The background vocals are a couple of palindromes: "Man o nam," which doesn't really mean anything, and "Egad, a base tone denotes a bad age," of which you can make what you will.

  Why is the ep "Istanbul (Not Constantinople)" unavailable?

 The CD5 is usually sold just as a vehicle for singles, so it is hard to keep them in print. We hope to compile the Elektra CD5 material soon.

  Have you guys ever been on Saturday Night Live or Letterman or something like that?

We did the old Letterman Show three times, and Conan twice, along with the Tonight Show twice, and a recent slot on the Jon Stewart Show. We've never been on Saturday Night Live, but we have been on Good Morning America which is like Saturday Night Live only it happens in the morning.

 Are there any songs you can't stand to play anymore?

Once in a while we pull a song out of circulation simply because it's become a grind and we're not doing it justice anymore.

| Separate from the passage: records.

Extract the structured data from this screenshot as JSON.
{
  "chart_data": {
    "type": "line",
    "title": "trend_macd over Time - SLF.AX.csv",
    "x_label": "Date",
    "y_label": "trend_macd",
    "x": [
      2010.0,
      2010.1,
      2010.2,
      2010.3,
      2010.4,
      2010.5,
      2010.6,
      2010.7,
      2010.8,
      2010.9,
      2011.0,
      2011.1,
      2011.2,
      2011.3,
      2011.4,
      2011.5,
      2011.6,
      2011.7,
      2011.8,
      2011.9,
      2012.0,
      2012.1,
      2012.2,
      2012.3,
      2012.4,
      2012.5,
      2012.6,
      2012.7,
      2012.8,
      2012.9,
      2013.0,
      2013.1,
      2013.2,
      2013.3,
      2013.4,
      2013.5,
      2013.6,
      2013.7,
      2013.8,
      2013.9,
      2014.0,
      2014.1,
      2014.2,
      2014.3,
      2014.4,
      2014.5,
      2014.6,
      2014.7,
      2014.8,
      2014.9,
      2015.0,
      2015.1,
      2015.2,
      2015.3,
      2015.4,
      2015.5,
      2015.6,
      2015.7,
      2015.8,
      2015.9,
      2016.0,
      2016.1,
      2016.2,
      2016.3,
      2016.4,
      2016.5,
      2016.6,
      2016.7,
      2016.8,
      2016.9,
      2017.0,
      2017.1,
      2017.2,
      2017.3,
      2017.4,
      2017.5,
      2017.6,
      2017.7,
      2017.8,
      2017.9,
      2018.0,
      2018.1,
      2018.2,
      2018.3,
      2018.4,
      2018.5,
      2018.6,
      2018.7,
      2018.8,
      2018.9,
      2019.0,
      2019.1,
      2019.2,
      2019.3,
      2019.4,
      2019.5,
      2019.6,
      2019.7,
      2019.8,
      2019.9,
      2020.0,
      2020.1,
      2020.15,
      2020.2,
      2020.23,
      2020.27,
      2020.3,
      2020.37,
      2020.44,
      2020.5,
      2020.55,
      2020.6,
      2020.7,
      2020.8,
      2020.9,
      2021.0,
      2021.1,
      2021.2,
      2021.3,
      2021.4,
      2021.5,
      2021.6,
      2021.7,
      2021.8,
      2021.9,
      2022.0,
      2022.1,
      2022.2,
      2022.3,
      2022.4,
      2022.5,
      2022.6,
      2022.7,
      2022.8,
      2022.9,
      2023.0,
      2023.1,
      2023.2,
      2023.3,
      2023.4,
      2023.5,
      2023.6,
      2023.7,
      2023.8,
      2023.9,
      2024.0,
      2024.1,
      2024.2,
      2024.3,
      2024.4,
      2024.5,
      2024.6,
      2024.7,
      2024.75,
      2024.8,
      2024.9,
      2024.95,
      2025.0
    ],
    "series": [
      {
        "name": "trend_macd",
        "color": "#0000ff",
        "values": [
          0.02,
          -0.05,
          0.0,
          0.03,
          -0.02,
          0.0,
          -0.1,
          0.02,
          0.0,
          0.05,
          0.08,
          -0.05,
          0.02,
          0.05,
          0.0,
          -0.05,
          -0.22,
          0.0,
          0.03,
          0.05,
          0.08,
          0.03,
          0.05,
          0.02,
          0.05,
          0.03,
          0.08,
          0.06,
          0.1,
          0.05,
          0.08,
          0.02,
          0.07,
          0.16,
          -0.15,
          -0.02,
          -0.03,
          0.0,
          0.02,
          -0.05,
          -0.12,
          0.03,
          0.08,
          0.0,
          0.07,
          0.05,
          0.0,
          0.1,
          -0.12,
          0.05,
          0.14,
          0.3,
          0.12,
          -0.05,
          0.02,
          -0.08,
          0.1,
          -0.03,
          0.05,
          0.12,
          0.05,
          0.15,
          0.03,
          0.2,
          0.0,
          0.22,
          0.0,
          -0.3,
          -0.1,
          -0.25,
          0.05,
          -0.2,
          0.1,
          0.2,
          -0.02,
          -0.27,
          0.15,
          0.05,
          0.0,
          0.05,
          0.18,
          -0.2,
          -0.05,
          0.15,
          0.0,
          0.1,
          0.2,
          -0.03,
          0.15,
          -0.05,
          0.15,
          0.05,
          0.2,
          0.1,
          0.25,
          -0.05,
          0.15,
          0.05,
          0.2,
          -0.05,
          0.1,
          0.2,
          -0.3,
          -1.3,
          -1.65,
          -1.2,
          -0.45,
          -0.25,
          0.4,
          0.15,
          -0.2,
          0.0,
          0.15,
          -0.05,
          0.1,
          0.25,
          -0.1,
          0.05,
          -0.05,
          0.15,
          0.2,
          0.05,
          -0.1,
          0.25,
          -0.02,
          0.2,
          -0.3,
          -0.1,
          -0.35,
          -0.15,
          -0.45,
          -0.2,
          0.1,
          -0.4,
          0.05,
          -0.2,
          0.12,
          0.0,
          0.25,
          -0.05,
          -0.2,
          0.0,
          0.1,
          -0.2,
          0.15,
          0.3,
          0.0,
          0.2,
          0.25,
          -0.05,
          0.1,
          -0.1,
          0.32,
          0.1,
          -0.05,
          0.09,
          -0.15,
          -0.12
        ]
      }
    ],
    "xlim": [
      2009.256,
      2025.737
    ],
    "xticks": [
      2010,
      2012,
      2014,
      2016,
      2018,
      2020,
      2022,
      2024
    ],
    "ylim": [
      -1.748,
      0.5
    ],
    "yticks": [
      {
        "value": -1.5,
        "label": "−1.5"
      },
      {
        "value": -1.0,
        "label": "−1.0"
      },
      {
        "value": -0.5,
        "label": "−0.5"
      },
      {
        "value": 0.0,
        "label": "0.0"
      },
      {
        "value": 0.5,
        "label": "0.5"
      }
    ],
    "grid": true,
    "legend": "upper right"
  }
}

Usually we can revive such a song after a little vacation and it sounds fresh to us again.

  The drums on some songs on "Flood" are credited to Alan Bezozi. Did he use a drum machine or a drum kit?

He actually did a bit of both. On the song "Hot Cha" Alan and I constructed the drum track by making samples of individual sounds of sticks or brushes on the box my Macintosh computer came in. He then triggers those sounds by playing an electronic drum pad. He played the sequence on "Lucky Ball and Chain," and helped with the programming on "Birdhouse" and "Twisting." He played live snare and percussion on "Particle Man."

  What has Laura Cantrell done besides "The Guitar"? Does she have any albums?

Laura is making a demo of her songs right now, and sings with a trio called the Watchbirds who perform at the Mercury Lounge on a pretty regular basis. She also DJs a very cool program called the "Radio Thrift Shop" on WFMU (New York's free form radio station).